O ministro da Economia, Paulo Guedes, no papel de Robin Hood às avessas, vem afinando o texto da reforma tributária (PL 2337/2021) com a base do Governo no Congresso com um propósito: tirar cada vez mais da classe trabalhadora para entregar às elites. Há ao menos duas bombas-relógio armadas no PL que, se aprovada com a redação atual, vai precarizar ainda mais a situação dos trabalhadores, porque ameaçam duas conquistas históricas: tíquete alimentação/refeição e os fundos de previdência complementar.
Hoje as empresas que fornecem o vale alimentação/refeição aos empregados abatem essa despesa do IR (Imposto de Renda) no regime de lucro real. Bolsonaro propôs ao relator da reforma tributária na Câmara, deputado Celso Sabino (PSDB-PA), acabar com essa isenção fiscal.
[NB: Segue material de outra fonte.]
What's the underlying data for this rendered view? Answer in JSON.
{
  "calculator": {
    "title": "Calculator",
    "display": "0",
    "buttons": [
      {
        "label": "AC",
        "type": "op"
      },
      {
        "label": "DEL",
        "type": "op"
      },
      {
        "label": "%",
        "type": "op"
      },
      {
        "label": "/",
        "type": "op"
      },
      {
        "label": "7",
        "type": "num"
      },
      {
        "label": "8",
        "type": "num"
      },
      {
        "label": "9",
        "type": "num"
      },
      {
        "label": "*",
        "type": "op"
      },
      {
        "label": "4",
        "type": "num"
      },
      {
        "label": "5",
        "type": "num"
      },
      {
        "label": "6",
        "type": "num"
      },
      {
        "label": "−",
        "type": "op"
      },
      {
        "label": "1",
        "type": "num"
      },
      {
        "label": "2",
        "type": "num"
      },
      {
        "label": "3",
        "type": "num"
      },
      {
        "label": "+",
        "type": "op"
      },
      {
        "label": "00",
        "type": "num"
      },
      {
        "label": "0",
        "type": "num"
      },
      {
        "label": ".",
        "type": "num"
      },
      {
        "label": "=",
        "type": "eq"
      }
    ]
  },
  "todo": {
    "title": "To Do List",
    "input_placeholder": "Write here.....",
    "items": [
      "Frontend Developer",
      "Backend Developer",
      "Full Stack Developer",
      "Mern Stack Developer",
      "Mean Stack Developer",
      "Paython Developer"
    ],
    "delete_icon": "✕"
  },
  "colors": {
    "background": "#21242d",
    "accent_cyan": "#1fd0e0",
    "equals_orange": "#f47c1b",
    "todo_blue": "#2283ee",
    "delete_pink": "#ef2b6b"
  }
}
“É mais um ataque covarde do Governo Bolsonaro que recai diretamente sobre a classe trabalhadora. O tíquete alimentação/refeição é um benefício conquistado pelos trabalhadores a partir de muita luta. É inadmissível Bolsonaro e Guedes ousarem mexer nesse benefício que garante a comida na mesa das famílias de milhares de trabalhadores e trabalhadoras”, desabafa a coordenadora-geral do Sindicato dos Bancários/ES, Rita Lima.
A dirigente afirma que a política necroliberal de Bolsonaro e Guedes devolveu o Brasil ao mapa da fome. “São quase 50 milhões de brasileiros em insegurança alimentar – pessoas que não sabem se irão ter o que comer no dia seguinte. Outros 19 milhões estão na miséria, passando fome mesmo”.
Mais de 22 milhões recebem benefício
No Brasil há hoje cerca de 280 mil empresas que oferecem o vale refeição/alimentação. O benefício alcança mais de 22 milhões de trabalhadores. De olho nas cifras, Guedes estima que o Governo pode arrecadar R$ 1,4 bilhão em 2022 e R$ 1,5 bilhão em 2023, caso a reforma seja aprovada nesses termos.
Rita Lima lembra que o vale alimentação/refeição é um benefício presente na maioria dos acordos coletivos de trabalho, inclusive no da categoria bancária. “Esse é um benefício sagrado do qual não vamos abrir mão. Assim como as reformas trabalhista e previdenciária, a tributária quer retirar direitos e conquistas históricas do trabalhador. Taxar as grandes fortunas, que seria o caminho mais sensato e justo para mitigar as desigualdades sociais, Bolsonaro e Guedes não querem porque estão justamente a serviço das elites”, critica.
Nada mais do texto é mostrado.